Um estudo de hermenêutica sem precedentes – de Inteligência Artificial treinada por uma equipa de investigadores, em conjunto com datação radiocarbono – revela que os Manuscritos do Mar Morto podem ser séculos mais antigos, abrindo novas veredas de exegese.
Uma colaboração científica inovadora, que conjuga os avanços mais recentes em inteligência artificial (IA) com a precisão da datação por radiocarbono e uma minuciosa análise paleográfica, está a reescrever a cronologia dos Manuscritos do Mar Morto, sugerindo que muitos destes inestimáveis textos antigos podem ser até um século mais velhos do que se pensava. Publicado na prestigiada revista PLOS One, este estudo, conduzido por uma equipa internacional de investigadores, incluindo cientistas da Universidade Hebraica de Jerusalém e do Instituto Weizmann de Ciência, não só promete uma compreensão mais profunda das suas origens, mas também abre novas portas para a investigação de outros documentos históricos milenares.

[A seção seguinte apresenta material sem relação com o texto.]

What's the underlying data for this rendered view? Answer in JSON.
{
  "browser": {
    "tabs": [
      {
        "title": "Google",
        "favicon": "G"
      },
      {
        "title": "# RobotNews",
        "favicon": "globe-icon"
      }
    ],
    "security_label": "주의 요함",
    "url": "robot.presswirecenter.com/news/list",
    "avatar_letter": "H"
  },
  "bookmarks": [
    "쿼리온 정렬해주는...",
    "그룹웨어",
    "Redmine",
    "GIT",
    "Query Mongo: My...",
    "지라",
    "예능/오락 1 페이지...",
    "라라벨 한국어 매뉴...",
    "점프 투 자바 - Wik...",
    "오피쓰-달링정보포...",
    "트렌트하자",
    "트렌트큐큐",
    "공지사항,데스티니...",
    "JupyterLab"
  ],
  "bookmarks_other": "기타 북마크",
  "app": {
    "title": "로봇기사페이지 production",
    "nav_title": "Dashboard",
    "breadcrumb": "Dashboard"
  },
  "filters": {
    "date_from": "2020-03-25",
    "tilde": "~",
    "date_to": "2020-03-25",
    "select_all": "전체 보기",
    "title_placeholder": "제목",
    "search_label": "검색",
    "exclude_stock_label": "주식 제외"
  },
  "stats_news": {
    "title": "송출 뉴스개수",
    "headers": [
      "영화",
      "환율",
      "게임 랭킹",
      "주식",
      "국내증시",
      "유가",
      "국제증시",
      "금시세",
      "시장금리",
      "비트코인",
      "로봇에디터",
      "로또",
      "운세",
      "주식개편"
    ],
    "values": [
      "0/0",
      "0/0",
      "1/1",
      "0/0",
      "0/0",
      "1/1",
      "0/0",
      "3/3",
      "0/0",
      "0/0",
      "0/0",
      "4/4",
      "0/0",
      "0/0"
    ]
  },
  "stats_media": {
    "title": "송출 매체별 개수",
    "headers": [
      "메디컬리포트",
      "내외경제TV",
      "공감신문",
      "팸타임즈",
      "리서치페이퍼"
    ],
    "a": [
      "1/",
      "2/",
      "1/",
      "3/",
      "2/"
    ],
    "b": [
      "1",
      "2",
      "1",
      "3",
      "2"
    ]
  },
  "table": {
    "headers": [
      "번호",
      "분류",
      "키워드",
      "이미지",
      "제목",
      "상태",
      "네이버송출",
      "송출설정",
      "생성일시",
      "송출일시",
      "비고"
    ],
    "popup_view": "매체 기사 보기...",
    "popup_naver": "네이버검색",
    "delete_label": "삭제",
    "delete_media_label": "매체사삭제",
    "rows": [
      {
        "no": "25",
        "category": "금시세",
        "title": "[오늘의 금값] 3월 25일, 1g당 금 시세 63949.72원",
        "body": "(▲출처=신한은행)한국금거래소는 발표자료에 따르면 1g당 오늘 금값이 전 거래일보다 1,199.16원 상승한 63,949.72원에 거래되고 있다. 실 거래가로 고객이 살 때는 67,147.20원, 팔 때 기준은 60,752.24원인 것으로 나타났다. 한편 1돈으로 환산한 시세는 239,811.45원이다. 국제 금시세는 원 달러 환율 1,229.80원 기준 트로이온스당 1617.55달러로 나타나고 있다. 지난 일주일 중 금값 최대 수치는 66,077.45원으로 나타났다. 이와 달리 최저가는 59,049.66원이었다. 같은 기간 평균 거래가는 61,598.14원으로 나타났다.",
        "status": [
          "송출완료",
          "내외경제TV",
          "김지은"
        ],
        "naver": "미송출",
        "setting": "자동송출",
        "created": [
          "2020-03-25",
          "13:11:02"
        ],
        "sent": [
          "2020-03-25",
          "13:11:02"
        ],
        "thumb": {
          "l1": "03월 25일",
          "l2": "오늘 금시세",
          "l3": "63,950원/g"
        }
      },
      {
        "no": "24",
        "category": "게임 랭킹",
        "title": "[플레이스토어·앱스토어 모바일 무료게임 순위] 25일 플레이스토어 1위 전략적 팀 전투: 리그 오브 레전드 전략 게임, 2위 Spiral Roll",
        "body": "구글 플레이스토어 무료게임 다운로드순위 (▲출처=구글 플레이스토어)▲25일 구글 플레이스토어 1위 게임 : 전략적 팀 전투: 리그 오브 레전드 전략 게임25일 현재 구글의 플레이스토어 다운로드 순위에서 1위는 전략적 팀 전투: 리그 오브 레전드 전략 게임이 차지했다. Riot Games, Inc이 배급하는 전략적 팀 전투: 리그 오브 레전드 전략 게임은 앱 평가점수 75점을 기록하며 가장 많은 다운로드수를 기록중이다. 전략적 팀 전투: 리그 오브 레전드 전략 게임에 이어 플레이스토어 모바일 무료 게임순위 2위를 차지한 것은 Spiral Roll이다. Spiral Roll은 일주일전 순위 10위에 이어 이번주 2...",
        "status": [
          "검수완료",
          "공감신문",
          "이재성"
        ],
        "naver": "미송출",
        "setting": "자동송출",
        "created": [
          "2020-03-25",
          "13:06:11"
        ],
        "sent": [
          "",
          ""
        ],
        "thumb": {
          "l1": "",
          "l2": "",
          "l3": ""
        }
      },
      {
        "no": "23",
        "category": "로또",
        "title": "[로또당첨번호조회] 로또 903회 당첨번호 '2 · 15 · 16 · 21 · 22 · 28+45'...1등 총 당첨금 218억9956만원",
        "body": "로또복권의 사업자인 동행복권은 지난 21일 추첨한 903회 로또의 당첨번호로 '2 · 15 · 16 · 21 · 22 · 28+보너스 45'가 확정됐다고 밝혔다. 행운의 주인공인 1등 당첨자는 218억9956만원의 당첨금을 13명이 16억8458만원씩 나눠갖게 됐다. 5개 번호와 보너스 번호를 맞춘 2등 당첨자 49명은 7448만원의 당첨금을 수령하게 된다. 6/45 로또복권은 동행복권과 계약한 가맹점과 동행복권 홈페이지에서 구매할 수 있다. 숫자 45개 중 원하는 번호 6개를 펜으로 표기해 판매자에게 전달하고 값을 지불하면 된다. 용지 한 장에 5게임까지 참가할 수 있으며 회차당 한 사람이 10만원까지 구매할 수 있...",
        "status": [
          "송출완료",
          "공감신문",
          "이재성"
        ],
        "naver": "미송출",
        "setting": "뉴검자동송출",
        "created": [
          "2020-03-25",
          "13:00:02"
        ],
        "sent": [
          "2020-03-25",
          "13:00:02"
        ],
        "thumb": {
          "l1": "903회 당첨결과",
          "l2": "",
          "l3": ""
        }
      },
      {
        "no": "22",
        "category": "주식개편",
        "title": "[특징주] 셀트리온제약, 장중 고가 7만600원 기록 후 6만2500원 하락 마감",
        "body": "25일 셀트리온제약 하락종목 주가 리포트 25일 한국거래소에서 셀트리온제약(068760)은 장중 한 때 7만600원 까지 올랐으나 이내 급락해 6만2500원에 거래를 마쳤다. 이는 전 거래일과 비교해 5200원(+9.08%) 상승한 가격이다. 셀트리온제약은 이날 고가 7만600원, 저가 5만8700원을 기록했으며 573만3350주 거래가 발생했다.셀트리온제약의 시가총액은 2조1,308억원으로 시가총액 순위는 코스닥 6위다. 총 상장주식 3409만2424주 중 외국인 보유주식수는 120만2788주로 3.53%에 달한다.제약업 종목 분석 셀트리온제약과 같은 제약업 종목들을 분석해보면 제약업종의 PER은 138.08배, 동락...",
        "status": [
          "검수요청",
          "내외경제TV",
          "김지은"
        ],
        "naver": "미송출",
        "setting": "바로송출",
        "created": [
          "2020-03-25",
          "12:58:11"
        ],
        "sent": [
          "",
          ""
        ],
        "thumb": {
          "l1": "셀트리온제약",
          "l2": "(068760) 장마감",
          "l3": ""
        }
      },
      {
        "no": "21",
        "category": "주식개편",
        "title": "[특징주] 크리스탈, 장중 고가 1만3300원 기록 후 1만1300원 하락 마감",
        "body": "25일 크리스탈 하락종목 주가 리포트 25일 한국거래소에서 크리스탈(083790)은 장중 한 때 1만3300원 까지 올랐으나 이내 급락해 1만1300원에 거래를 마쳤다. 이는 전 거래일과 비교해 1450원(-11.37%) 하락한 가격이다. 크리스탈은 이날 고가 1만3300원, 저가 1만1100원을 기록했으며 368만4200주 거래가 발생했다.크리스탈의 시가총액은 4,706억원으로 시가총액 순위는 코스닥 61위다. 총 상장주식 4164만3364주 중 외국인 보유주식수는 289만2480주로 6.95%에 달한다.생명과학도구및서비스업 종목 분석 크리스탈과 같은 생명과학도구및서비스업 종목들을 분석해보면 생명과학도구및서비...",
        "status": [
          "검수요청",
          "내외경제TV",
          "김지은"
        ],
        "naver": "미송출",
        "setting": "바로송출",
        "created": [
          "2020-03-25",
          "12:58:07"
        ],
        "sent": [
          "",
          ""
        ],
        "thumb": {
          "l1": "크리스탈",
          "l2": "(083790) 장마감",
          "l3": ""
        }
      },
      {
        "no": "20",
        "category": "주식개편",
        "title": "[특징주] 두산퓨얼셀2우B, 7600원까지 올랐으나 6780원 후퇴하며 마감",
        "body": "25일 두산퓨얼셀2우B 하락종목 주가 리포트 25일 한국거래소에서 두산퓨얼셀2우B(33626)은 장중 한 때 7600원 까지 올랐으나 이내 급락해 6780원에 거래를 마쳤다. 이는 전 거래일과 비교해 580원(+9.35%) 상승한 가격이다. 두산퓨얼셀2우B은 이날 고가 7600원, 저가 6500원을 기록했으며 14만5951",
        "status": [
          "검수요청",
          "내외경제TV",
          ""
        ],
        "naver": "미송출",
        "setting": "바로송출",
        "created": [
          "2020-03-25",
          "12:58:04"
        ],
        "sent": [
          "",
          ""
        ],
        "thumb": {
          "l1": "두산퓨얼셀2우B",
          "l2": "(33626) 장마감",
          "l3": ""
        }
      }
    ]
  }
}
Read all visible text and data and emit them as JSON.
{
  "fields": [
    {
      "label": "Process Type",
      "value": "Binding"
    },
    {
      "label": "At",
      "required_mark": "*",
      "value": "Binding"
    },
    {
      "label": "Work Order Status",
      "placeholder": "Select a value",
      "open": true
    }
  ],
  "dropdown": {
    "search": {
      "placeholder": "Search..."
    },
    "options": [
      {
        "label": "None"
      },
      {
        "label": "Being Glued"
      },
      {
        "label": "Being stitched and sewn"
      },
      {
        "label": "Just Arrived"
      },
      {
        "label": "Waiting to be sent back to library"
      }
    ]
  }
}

Desde a sua descoberta em meados do século XX, nas cavernas de Qumran, perto do Mar Morto, estes pergaminhos e fragmentos — que compreendem cerca de 1.000 manuscritos e milhares de fragmentos — representam um dos achados arqueológicos mais significativos de todos os tempos. Incluindo as cópias mais antigas conhecidas de textos bíblicos hebraicos, bem como obras sectárias e apócrifas, os Manuscritos do Mar Morto têm sido um pilar fundamental para o estudo do judaísmo do Segundo Templo e das raízes do cristianismo.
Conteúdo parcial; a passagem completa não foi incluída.